Ament resigned as chamber president in October of 2021.
Ament was arrested in mid-May by the FBI and initially charged with mortgage fraud.
The OC Register reports that under the plea agreement, Ament admits he “knowingly devised and participated in a scheme to defraud” a cannabis company; lied to obtain a pandemic relief which he spent on personal expenses; and made false statements to secure a mortgage; and substantially underreported his income on several years of tax returns.
The FBI investigation that led to Ament’s arrest began in 2018 as a probe into allegation of cannabis-related corrupt activity in Irvine. This led to the FBI turning Democrat political consultant and cannabis lobbyist Melahat Rafiei into an informant. According to the FBI complaint filed at the time of Ament’s arrest, Rafiei and another cannabis consultant were working Ament and an unnamed political consultant on a project to gain approval of legal cannabis businesses in Anaheim.
According to the OC Register:
The court documents describe a 2019 scheme in which Ament allegedly solicited a cannabis company and its consultant to pay the chamber $225,000 to create a task force that would draft rules allowing cannabis sales in Anaheim and lobby city officials to approve them.
Some of the money was funneled to a separate unnamed consulting company, owned by a person described as “co-schemer 1;” the consulting company would supposedly handle the task force, lobbying and related opinion polling.

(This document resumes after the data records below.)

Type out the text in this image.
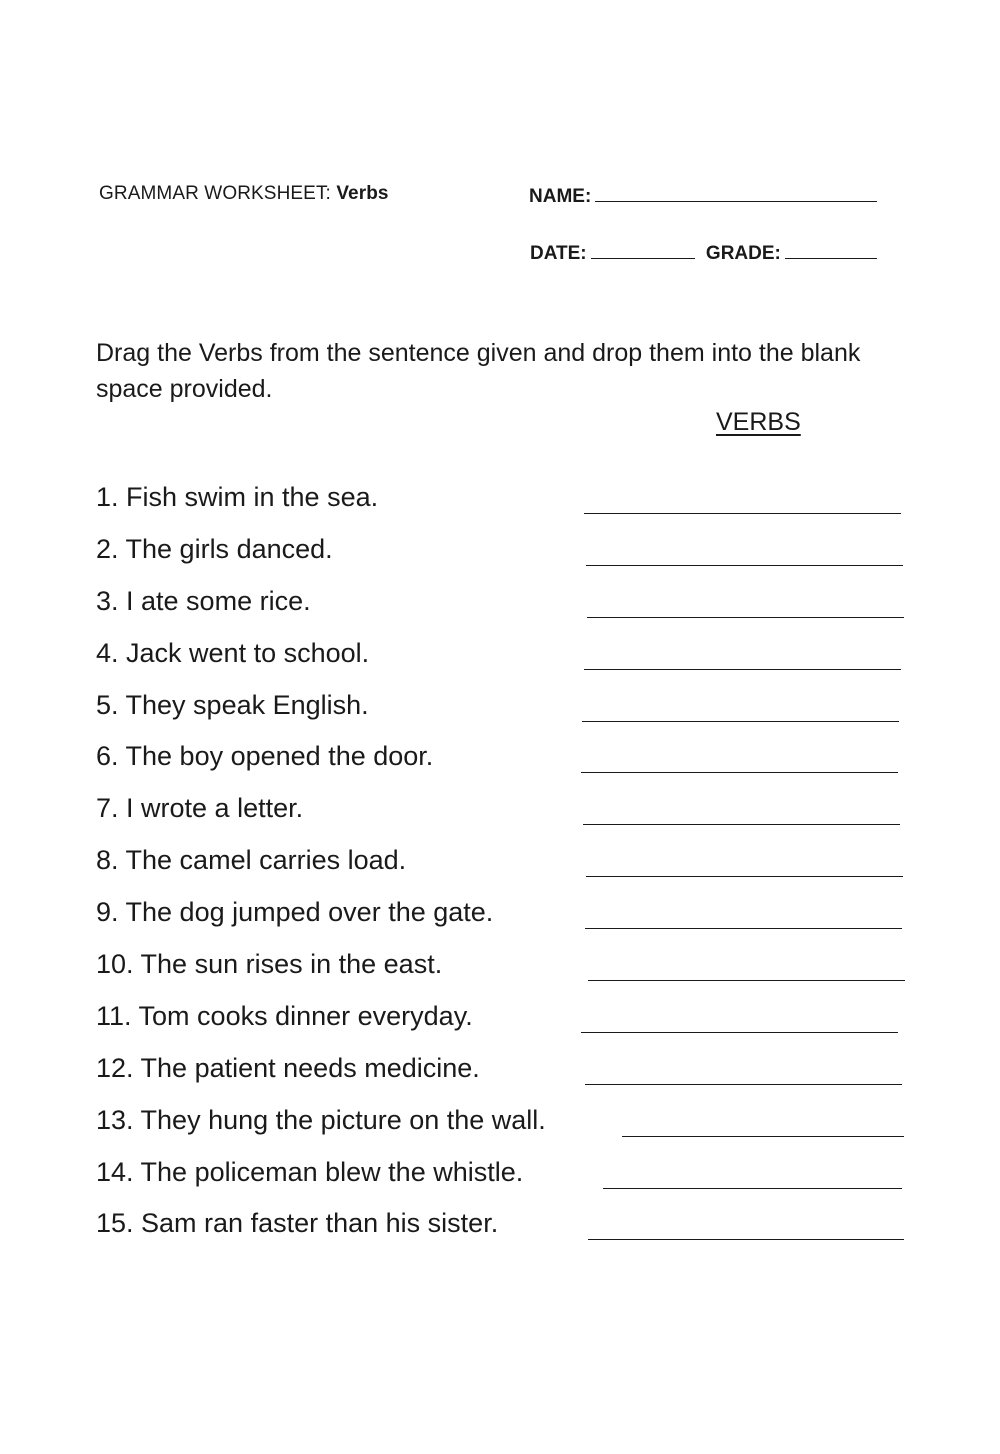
GRAMMAR WORKSHEET: Verbs	NAME:
DATE:	GRADE:
Drag the Verbs from the sentence given and drop them into the blank space provided.
VERBS
1. Fish swim in the sea.
2. The girls danced.
3. I ate some rice.
4. Jack went to school.
5. They speak English.
6. The boy opened the door.
7. I wrote a letter.
8. The camel carries load.
9. The dog jumped over the gate.
10. The sun rises in the east.
11. Tom cooks dinner everyday.
12. The patient needs medicine.
13. They hung the picture on the wall.
14. The policeman blew the whistle.
15. Sam ran faster than his sister.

The company then gave “several ‘kickback’ payments, totaling at least $41,000” to Ament, the documents said.
In Ament’s plea agreement, federal authorities also allege that in April 2020 he fraudulently obtained a pandemic small business loan, saying he needed “working capital” for his consulting business, but actually used the money to pay property taxes and buy clothes and other items for himself.

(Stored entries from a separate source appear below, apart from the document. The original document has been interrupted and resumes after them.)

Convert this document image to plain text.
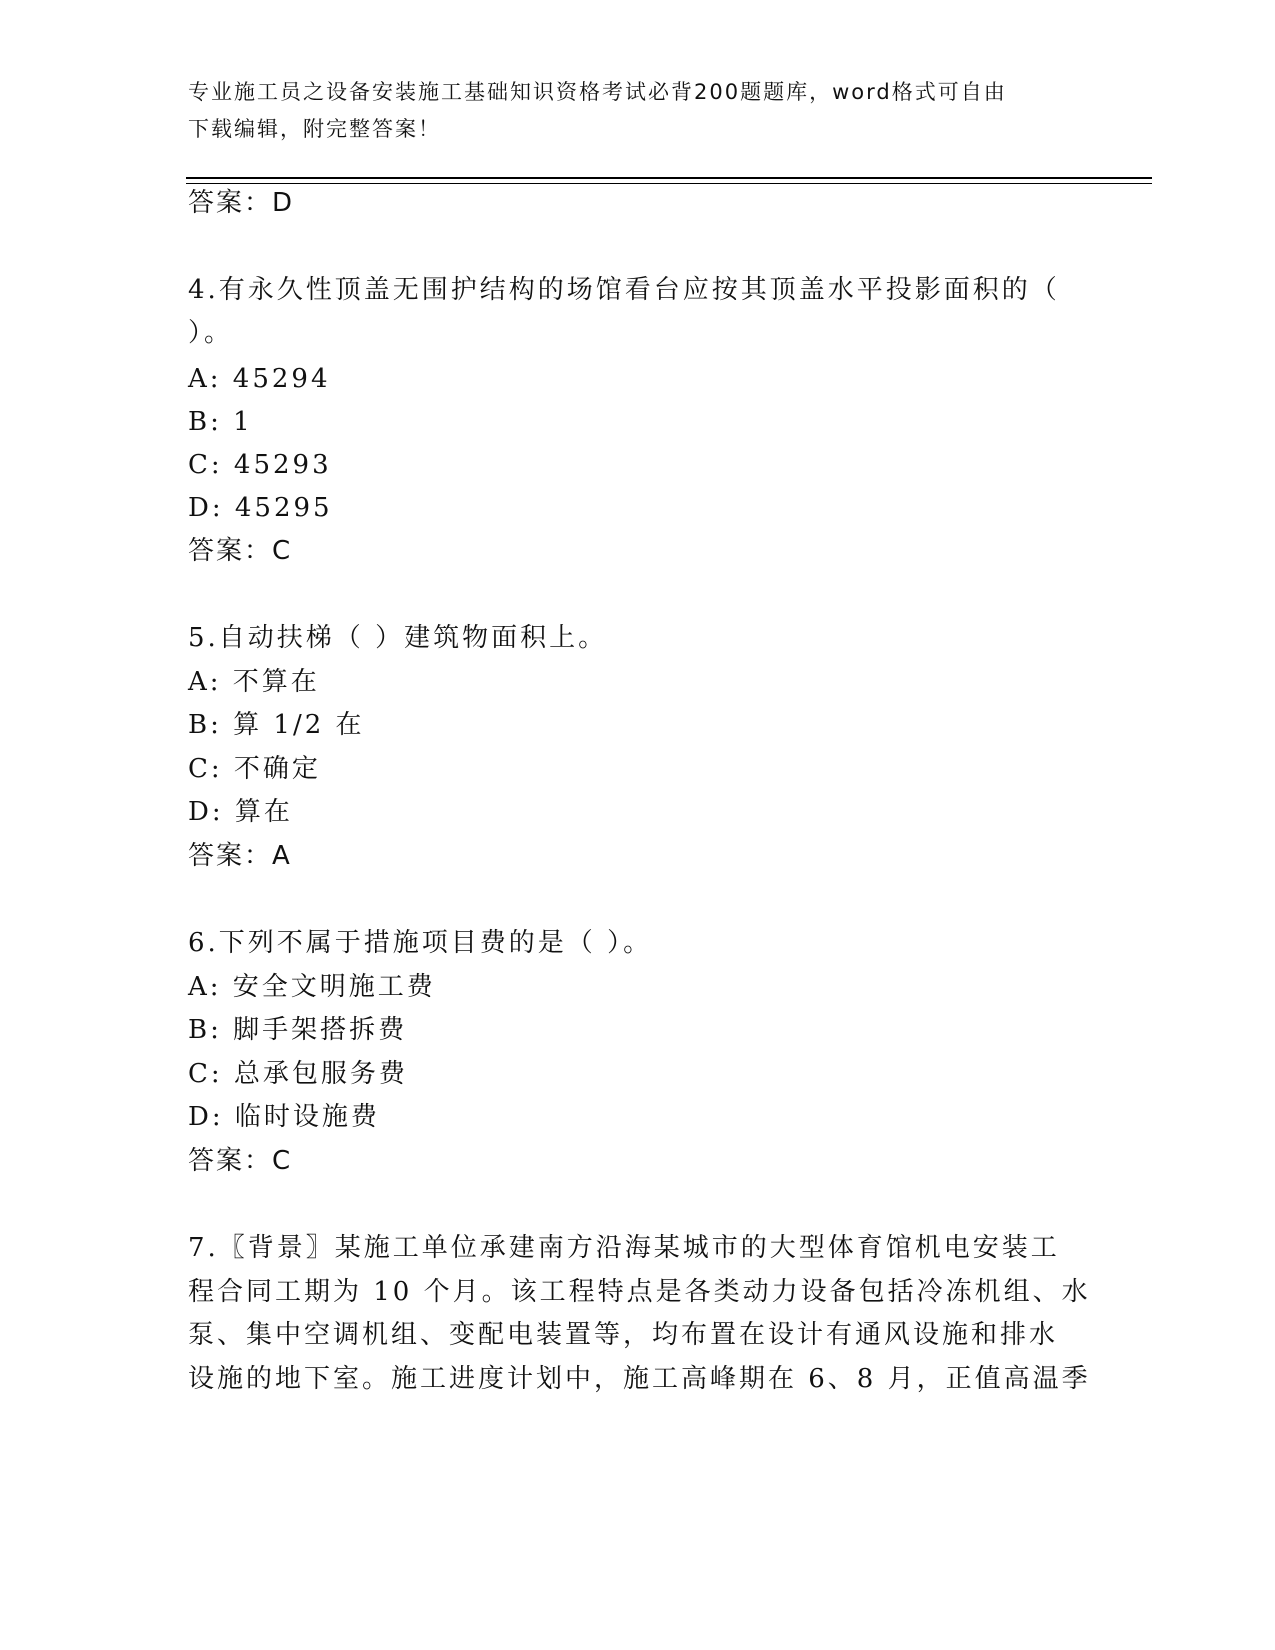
专业施工员之设备安装施工基础知识资格考试必背200题题库，word格式可自由
下载编辑，附完整答案！
答案：D
4.有永久性顶盖无围护结构的场馆看台应按其顶盖水平投影面积的（
）。
A: 45294
B: 1
C: 45293
D: 45295
答案：C
5.自动扶梯（ ）建筑物面积上。
A: 不算在
B: 算 1/2 在
C: 不确定
D: 算在
答案：A
6.下列不属于措施项目费的是（ ）。
A: 安全文明施工费
B: 脚手架搭拆费
C: 总承包服务费
D: 临时设施费
答案：C
7.〖背景〗某施工单位承建南方沿海某城市的大型体育馆机电安装工
程合同工期为 10 个月。该工程特点是各类动力设备包括冷冻机组、水
泵、集中空调机组、变配电装置等，均布置在设计有通风设施和排水
设施的地下室。施工进度计划中，施工高峰期在 6、8 月，正值高温季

Both of those allegations are considered wire fraud, because they involved wire transfers of money.
The third count in the plea agreement alleges Ament lied about his income when seeking the mortgage, saying bank deposits of $205,000 were earnings from consulting work rather than a loan to pump up his assets.
The final count to which Ament is expected to plead guilty is filing a false tax return and failing to report more than $300,000 of income for 2019. The plea agreement alleges he also underreported his income for 2017 and 2018.
The agreement requires Ament to fully cooperate with federal authorities and provide any requested information. He could be required serve prison time, pay a range of fines and restitution, and forfeit any assets gained as a result of these schemes.
In a statement issued at the time of the arrest, the Anaheim Chamber of Commerce stated, “We at the chamber are shocked by the public allegations about former President and CEO Todd Ament, who separated from the chamber last year. We feel saddened and angered by these disturbing allegations and will cooperate with any law enforcement inquiries.”
Ament is also implicated in the FBI’s corruption probe of former Anaheim Mayor Harry Sidhu, which led to his resignation on May 23. The FBI alleges that during negations between the City of Anaheim and the Angels over a stadium agreement, Sidhu passed confidential information to the Angels in the hopes they would donate $1 million to an independent expenditure supporting his re-election. The FBI also alleges Sidhu tried to dodge paying higher taxes on his personal helicopter by registering it in Arizona. The former mayor has not been charged.